Lenten Reflection: Ch. 8 of Thoughts in Solitude

14 February 2008

Merton gets sinny.  He asserts that all sin is rooted in ingratitude toward God.

He also makes an important distinction: a person either has gratitude or doesn’t.  Merton equates those people who exhibit “kinda gratitude” with the “lukewarm” of the Gospels whom Jesus will vomit up.

Merton says that gratitude is the recognition of God’s love in all things at all times.  So true.  Gratitude, like love, is not a mental attitude but an experience.  The grateful person knows God is good because he has experienced God’s love and is therefore grateful.

Half-hearted gratitude, toward God or toward others, is fairly repellent.  Either one is thankful or one isn’t; going halfway here is really bull.  In gratitude, however, one can truly cherish or appreciate what we have and what is before us.

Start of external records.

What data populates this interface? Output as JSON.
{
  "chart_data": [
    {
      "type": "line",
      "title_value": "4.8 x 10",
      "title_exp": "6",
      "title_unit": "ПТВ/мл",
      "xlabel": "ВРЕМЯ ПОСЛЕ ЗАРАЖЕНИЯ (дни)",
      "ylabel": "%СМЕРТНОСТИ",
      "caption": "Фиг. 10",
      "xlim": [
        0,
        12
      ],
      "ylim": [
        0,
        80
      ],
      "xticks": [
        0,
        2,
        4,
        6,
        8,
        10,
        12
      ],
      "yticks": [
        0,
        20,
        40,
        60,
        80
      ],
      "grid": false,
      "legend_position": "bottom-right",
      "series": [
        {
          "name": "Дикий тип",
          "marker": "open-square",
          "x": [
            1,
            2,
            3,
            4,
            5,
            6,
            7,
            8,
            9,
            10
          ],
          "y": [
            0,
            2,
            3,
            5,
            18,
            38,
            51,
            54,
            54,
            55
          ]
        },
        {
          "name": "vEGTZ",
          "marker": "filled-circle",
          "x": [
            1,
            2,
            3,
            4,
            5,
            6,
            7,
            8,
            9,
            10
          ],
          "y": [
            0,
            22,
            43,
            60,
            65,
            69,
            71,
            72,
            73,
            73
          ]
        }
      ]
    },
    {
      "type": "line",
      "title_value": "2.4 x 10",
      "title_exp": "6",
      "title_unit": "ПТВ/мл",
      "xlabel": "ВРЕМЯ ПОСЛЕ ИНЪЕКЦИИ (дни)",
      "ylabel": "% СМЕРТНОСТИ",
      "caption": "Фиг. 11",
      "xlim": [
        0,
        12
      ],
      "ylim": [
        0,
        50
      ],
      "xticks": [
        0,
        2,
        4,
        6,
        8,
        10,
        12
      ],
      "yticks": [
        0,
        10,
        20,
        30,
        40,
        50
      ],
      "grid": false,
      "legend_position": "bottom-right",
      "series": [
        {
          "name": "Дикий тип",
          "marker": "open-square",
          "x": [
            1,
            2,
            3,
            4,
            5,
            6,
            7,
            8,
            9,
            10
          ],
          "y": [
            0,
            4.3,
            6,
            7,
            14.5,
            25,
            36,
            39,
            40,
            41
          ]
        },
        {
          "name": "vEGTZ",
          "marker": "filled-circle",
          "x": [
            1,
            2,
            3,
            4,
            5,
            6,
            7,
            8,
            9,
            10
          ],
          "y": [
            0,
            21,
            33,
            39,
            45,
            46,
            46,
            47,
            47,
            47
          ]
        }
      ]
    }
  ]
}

When we take something for granted —an oft mentioned failing we all have— is really a lack of gratitude.  I write this in the computer lab at school.  I often complain about my students, and I often take them for granted.  They give me the opportunity to teach and to have compassion and mercy for their many faults (and they have many).  Likewise, they offer me the opportunity to be forgiven when I lose my temper or am less than a great teacher (which is often in the latter case).